# Understanding weak learner splitting criterion in gradient boosting decision tree (lightgbm) paper

I'm trying to understand the description about gradient boosting in the light-gbm paper as in the picture below.

In particular, my question refers to the formula in the definition. In gradient boosting trees, at one iteration we obtain the gradient values of our loss function and then fit a regression tree onto this gradient ('weak learner').

In the formula a specific splitting criterion used while building one of these intermediate trees is given. Additionally, in line 6 the authors mention that usually this splitting criterion is used in gradient boosting.

I wonder, where does the formula come from?

• I haven't read the paper in detail, but usually for regression type decision trees, the splitting criteria is based on greedily minimizing the residual squared error. This is a good read: benkuhn.net/tree-imp – Matthew Drury Mar 20 '18 at 21:33
• Thanks for the link, I will read this in detail tonight. But isn't here the g_i our new label that we seek to predict? Because thats the gradient values and we fit a tree on the gradient. Also why the whole sum is in parentheses, which is then squared. Also they maximize this instead of 'minimizing the variance'. – kirtap Mar 21 '18 at 5:45

After I obtained some help from the authors, I can write down now how I understand it. Somebody jump in, if there is disagreement.

Say, we have some differentiable loss function $L(y,H(x))$ , where $H(x)$ is our tree ensemble at some iteration. Let $g_i$ be the gradient of our loss function at some entry corresponding to observation i.

In each iteration, the gradient is our new label vector on which we fit a regression tree. Like, $\tilde{y_i} := g_i$

Let's only consider the gradient instances belonging to some parent node at some iteration. So, when I write $\forall g_i$ I mean all the instances in this parent node. Let $L = \left\{ g_j | x_{j,s} \leq d \right\}$ and define R similar. Then we search the best variable s with splitting point d for the next split.

Therefore, we choose s and d according to

$\min_{s,d} \sum_{g_i \in L}^{}(g_i - \bar{g}_L)^2 + \sum_{g_i \in R}^{}(g_i - \bar{g}_R)^2 - \sum_{\forall g_i }^{}(g_i - \bar{g})^2 \\ \quad = \sum_{g_i \in L}^{}g_i^2 - n_L *\bar{g}_L^2 + \sum_{g_i \in R}^{}g_i^2 - n_R *\bar{g}_R^2 - (\sum_{\forall g_i}^{}g_i^2 - n *\bar{g}^2)$

(as $\sum_{g_i \in L}^{}g_i^2 + \sum_{g_i \in R}^{}g_i^2 = \sum_{\forall g_i}^{}g_i^2$, these terms cancel out)
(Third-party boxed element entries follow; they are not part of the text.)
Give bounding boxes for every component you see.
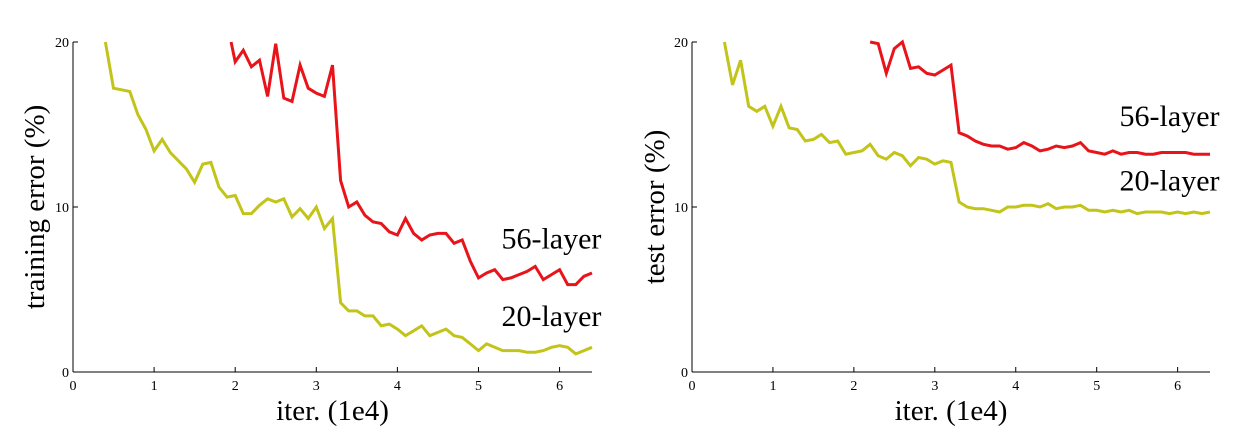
test-series-line-20-layer (722, 41, 1211, 216)
training-y-axis-label: training error (%) (19, 105, 51, 310)
test-x-tick-label: 2 (850, 379, 857, 394)
test-series-line-56-layer (869, 39, 1210, 156)
test-x-tick-label: 5 (1093, 379, 1100, 394)
training-y-tick-label: 0 (62, 366, 69, 381)
test-y-tick-label: 20 (674, 36, 688, 51)
training-x-tick-label: 4 (394, 379, 401, 394)
test-x-tick-label: 1 (769, 379, 776, 394)
test-x-tick-label: 6 (1174, 379, 1181, 394)
training-series-line-20-layer (103, 41, 593, 356)
test-series-label-20-layer: 20-layer (1120, 165, 1220, 198)
training-series-label-20-layer: 20-layer (501, 300, 601, 333)
test-y-tick-label: 10 (674, 201, 688, 216)
training-x-tick-label: 5 (475, 379, 482, 394)
training-series-line-56-layer (229, 41, 593, 287)
test-x-tick-label: 4 (1012, 379, 1019, 394)
training-x-tick-label: 6 (556, 379, 563, 394)
test-series-label-56-layer: 56-layer (1120, 100, 1220, 133)
test-x-tick-label: 3 (931, 379, 938, 394)
training-x-tick-label: 0 (70, 379, 77, 394)
test-x-tick-label: 0 (689, 379, 696, 394)
test-chart-panel: 0 1 2 3 4 5 6 0 10 20 iter. (1e4) test error (%) 56-… (639, 36, 1220, 427)
training-x-tick-label: 1 (151, 379, 158, 394)
training-y-tick-label: 20 (55, 36, 69, 51)
training-x-tick-label: 2 (232, 379, 239, 394)
training-chart-panel: 0 1 2 3 4 5 6 0 10 20 iter. (1e4) training error (%… (19, 36, 601, 427)
test-y-tick-label: 0 (681, 366, 688, 381)
training-y-tick-label: 10 (55, 201, 69, 216)
test-x-axis-label: iter. (1e4) (895, 395, 1008, 427)
test-y-axis-label: test error (%) (639, 130, 671, 285)
training-x-tick-label: 3 (313, 379, 320, 394)
training-x-axis-label: iter. (1e4) (276, 395, 389, 427)
training-series-label-56-layer: 56-layer (501, 222, 601, 255)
$\quad = - n_L *\bar{g}_L^2 - n_R *\bar{g}_R^2 + n *\bar{g}^2$

Now, $n *\bar{g}^2$ is always the same, independent of how we make the split. Hence, for the minimization we can ignore it. Therefore, the minimization from the first line is equivalent to:

$\min_{s,d}\quad - n_L *\bar{g}_L^2 - n_R *\bar{g}_R^2$,

which is equivalent to

$\max_{s,d} \quad n_L *\bar{g}_L^2 + n_R *\bar{g}_R^2 \\ \quad \quad = n_L * (\frac{1}{n_L}\sum_{g_i \in L}g_i)^2 + n_R * (\frac{1}{n_R}\sum_{g_i \in R}g_i)^2 \\ \quad\quad = n_L * \frac{1}{n_L^2} (\sum_{g_i \in L}g_i)^2 + n_R * \frac{1}{n_R^2} (\sum_{g_i \in R}g_i)^2 \\ \quad\quad = \frac{(\sum_{g_i \in L}g_i)^2}{n_L} + \frac{(\sum_{g_i \in R}g_i)^2}{n_R}$

This is almost exactly the formula from the picture but they weight this with the overall number of instances in the parent node. I assume, this is done to compare different splits between different nodes because they use best-first splitting.

Section 3 in the LightGBM paper is valid for the MSE loss function for which hessians reduce to 1. In that case the formula from Definition 3.1. coincides with formulas (6) and (7) from the XGBoost paper (where they are derived in an understandable way).

Also, you can find in the LightGBM code (goss.php, line 110) that in GOSS data instances are actually sorted with respect to gradients multiplied by hessians, not gradients (as written in the paper), which are the same for MSE only.